## Flink CDC
### 一些参考文档
- 简介
https://developer.aliyun.com/article/777502
- 项目wiki
https://github.com/ververica/flink-cdc-connectors/wiki
- 深入分析文档参考
https://blog.csdn.net/Baron_ND/article/details/115752972
### 源码层面深入
1. flink调用代码示例如下:
```java
import org.apache.flink.streaming.api.environment.StreamExecutionEnvironment;
import org.apache.flink.streaming.api.functions.source.SourceFunction;
import com.alibaba.ververica.cdc.debezium.StringDebeziumDeserializationSchema;
import com.alibaba.ververica.cdc.connectors.mysql.MySQLSource;
public class MySqlBinlogSourceExample {
public static void main(String[] args) throws Exception {
SourceFunction
.hostname("localhost")
.port(3306)
.databaseList("inventory") // monitor all tables under inventory database
.username("flinkuser")
.password("flinkpw")
.deserializer(new StringDebeziumDeserializationSchema()) // converts SourceRecord to String
.build();
StreamExecutionEnvironment env = StreamExecutionEnvironment.getExecutionEnvironment();
env
.addSource(sourceFunction)
.print().setParallelism(1); // use parallelism 1 for sink to keep message ordering
env.execute();
}
}
```
2. flink-cdc-connectors这个项目的Mysql读取相关的UML类图,整理如下:
![MySQLSource UML类图](../pic/flink_cdc_MySQLSource.png)
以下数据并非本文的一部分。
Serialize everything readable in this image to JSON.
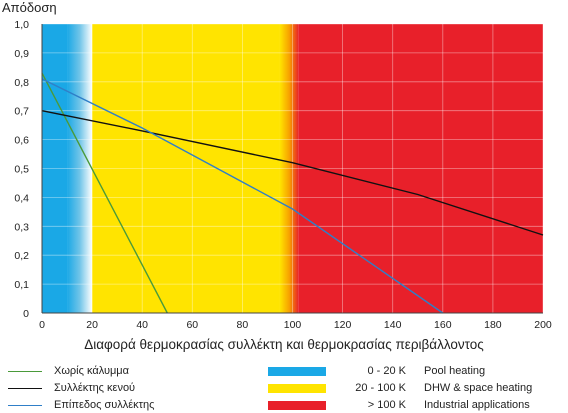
{
  "chart_data": {
    "type": "line",
    "ylabel": "Απόδοση",
    "xlabel": "Διαφορά θερμοκρασίας συλλέκτη και θερμοκρασίας περιβάλλοντος",
    "xlim": [
      0,
      200
    ],
    "ylim": [
      0,
      1.0
    ],
    "x_ticks": [
      "0",
      "20",
      "40",
      "60",
      "80",
      "100",
      "120",
      "140",
      "160",
      "180",
      "200"
    ],
    "y_ticks": [
      "0",
      "0,1",
      "0,2",
      "0,3",
      "0,4",
      "0,5",
      "0,6",
      "0,7",
      "0,8",
      "0,9",
      "1,0"
    ],
    "grid": true,
    "series": [
      {
        "name": "Χωρίς κάλυμμα",
        "color": "#4a9a3a",
        "x": [
          0,
          50
        ],
        "y": [
          0.83,
          0
        ]
      },
      {
        "name": "Συλλέκτης κενού",
        "color": "#111111",
        "x": [
          0,
          40,
          100,
          150,
          200
        ],
        "y": [
          0.7,
          0.63,
          0.52,
          0.41,
          0.27
        ]
      },
      {
        "name": "Επίπεδος συλλέκτης",
        "color": "#2f7fc8",
        "x": [
          0,
          40,
          100,
          160
        ],
        "y": [
          0.81,
          0.64,
          0.36,
          0
        ]
      }
    ],
    "bands": [
      {
        "range": "0 - 20 K",
        "label": "Pool heating",
        "from": 0,
        "to": 20,
        "color": "#1aa8e6"
      },
      {
        "range": "20 - 100 K",
        "label": "DHW & space heating",
        "from": 20,
        "to": 100,
        "color": "#ffe400"
      },
      {
        "range": "> 100 K",
        "label": "Industrial applications",
        "from": 100,
        "to": 200,
        "color": "#e8202a"
      }
    ]
  }
}
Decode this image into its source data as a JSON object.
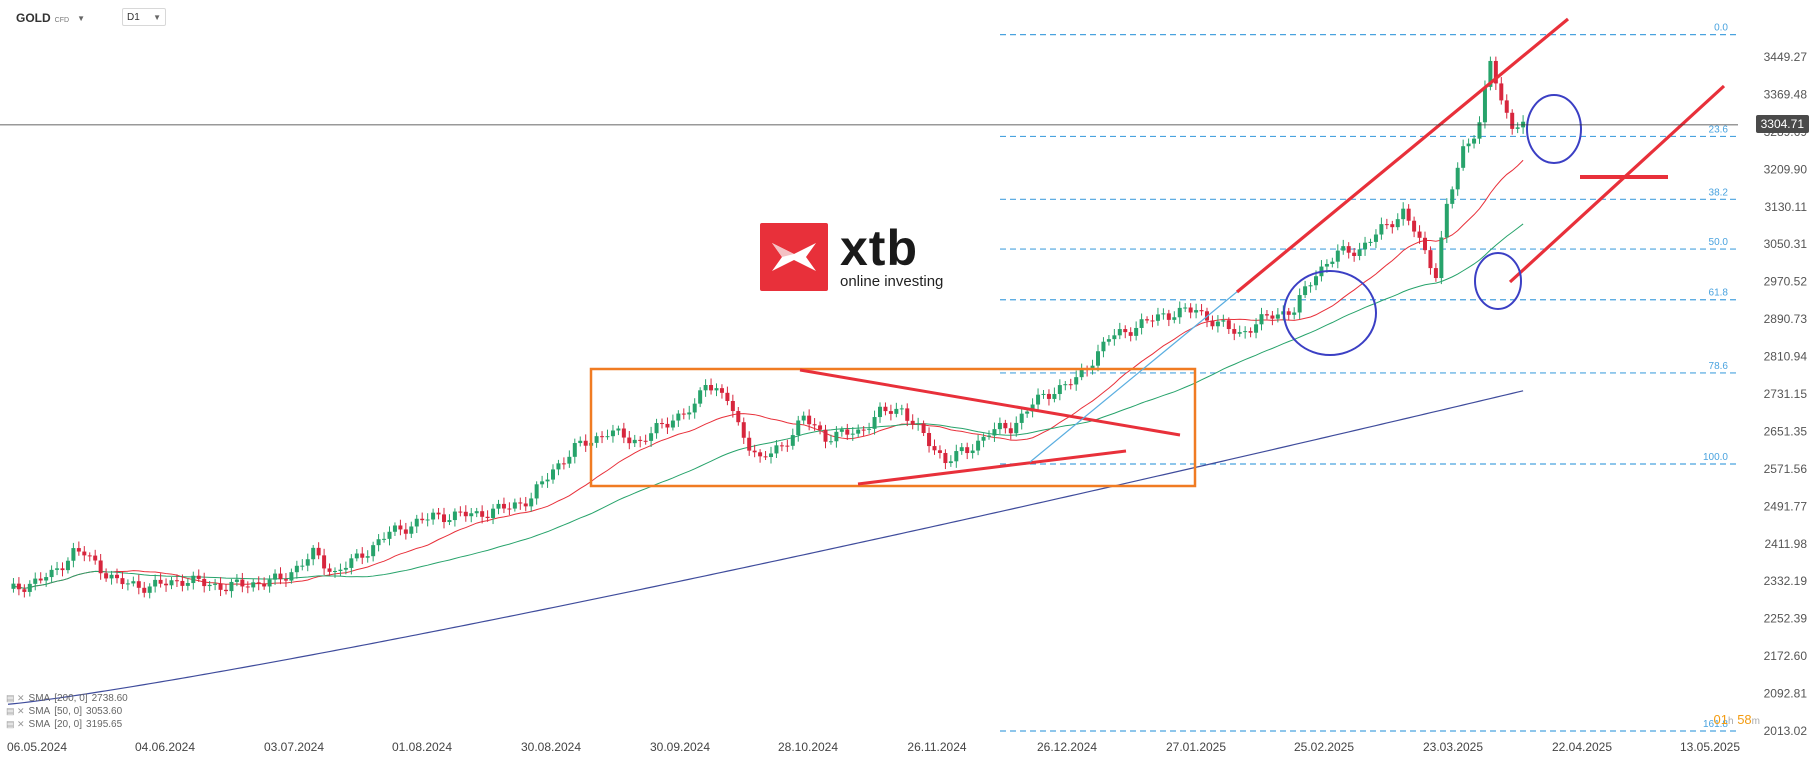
{
  "toolbar": {
    "symbol": "GOLD",
    "symbol_type": "CFD",
    "timeframe": "D1"
  },
  "logo": {
    "brand": "xtb",
    "tagline": "online investing",
    "color": "#e8303a"
  },
  "current_price": "3304.71",
  "timer": {
    "hours": "01",
    "hours_unit": "h",
    "minutes": "58",
    "minutes_unit": "m"
  },
  "indicators": [
    {
      "label": "SMA",
      "params": "[200, 0]",
      "value": "2738.60",
      "color": "#3f4c9c"
    },
    {
      "label": "SMA",
      "params": "[50, 0]",
      "value": "3053.60",
      "color": "#27a36b"
    },
    {
      "label": "SMA",
      "params": "[20, 0]",
      "value": "3195.65",
      "color": "#e8303a"
    }
  ],
  "chart_data": {
    "type": "candlestick",
    "instrument": "GOLD",
    "timeframe": "D1",
    "y_axis_ticks": [
      "3449.27",
      "3369.48",
      "3289.69",
      "3209.90",
      "3130.11",
      "3050.31",
      "2970.52",
      "2890.73",
      "2810.94",
      "2731.15",
      "2651.35",
      "2571.56",
      "2491.77",
      "2411.98",
      "2332.19",
      "2252.39",
      "2172.60",
      "2092.81",
      "2013.02"
    ],
    "x_axis_ticks": [
      "06.05.2024",
      "04.06.2024",
      "03.07.2024",
      "01.08.2024",
      "30.08.2024",
      "30.09.2024",
      "28.10.2024",
      "26.11.2024",
      "26.12.2024",
      "27.01.2025",
      "25.02.2025",
      "23.03.2025",
      "22.04.2025",
      "13.05.2025"
    ],
    "fibonacci": [
      {
        "level": "0.0",
        "price": 3497
      },
      {
        "level": "23.6",
        "price": 3280
      },
      {
        "level": "38.2",
        "price": 3146
      },
      {
        "level": "50.0",
        "price": 3040
      },
      {
        "level": "61.8",
        "price": 2932
      },
      {
        "level": "78.6",
        "price": 2776
      },
      {
        "level": "100.0",
        "price": 2582
      },
      {
        "level": "161.8",
        "price": 2013
      }
    ],
    "last_price": 3304.71,
    "colors": {
      "up": "#27a36b",
      "down": "#d7263d",
      "fib": "#4aa3df",
      "annotation": "#e8303a",
      "box": "#f07b22",
      "circle": "#3b3fc4"
    }
  }
}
- 上步骤的重点为一个Mysql的source类,即com.alibaba.ververica.cdc.connectors.mysql.MySQLSource;
此为一个builder,进行相关参数和启动模式的梳理,最后创建一个debezium读取的类:
com.alibaba.ververica.cdc.debezium.DebeziumSourceFunction,此为flink的一个SourceFunction,
由它进行snapshot和增量binlog的读取。
该类的代码描述:
```java
/**
* The {@link DebeziumSourceFunction} is a streaming data source that pulls captured change data
* from databases into Flink.
*
*
There are two workers during the runtime. One worker periodically pulls records from the
* database and pushes the records into the {@link Handover}. The other worker consumes the records
* from the {@link Handover} and convert the records to the data in Flink style. The reason why
* don't use one workers is because debezium has different behaviours in snapshot phase and
* streaming phase.
*
*
Here we use the {@link Handover} as the buffer to submit data from the producer to the
* consumer. Because the two threads don't communicate to each other directly, the error reporting
* also relies on {@link Handover}. When the engine gets errors, the engine uses the {@link
* DebeziumEngine.CompletionCallback} to report errors to the {@link Handover} and wakes up the
* consumer to check the error. However, the source function just closes the engine and wakes up the
* producer if the error is from the Flink side.
*
*
If the execution is canceled or finish(only snapshot phase), the exit logic is as same as the
* logic in the error reporting.
*
*
The source function participates in checkpointing and guarantees that no data is lost during a
* failure, and that the computation processes elements "exactly once".
*
*
Note: currently, the source function can't run in multiple parallel instances.
*
*
Please refer to Debezium's documentation for the available configuration properties:
* https://debezium.io/documentation/reference/1.2/development/engine.html#engine-properties
*/
```
3. CDC具体调用流程图汇总
![Flink CDC调用流程图](../pic/flink_mysql_cdc.png)
## 初步结论
- 目前由于使用debezium server进行数据同步,目前只支持单并发;多并发的实现issue中反馈正在开发中,待新版本确认;
- 省去了kafka和debezium的部署,整体架构较简单;
- 如果现架构既有kafka部署,而且希望中间缓存解耦,或者需要做多topic多分区以提高并发度的话;目前还是得保留kafka。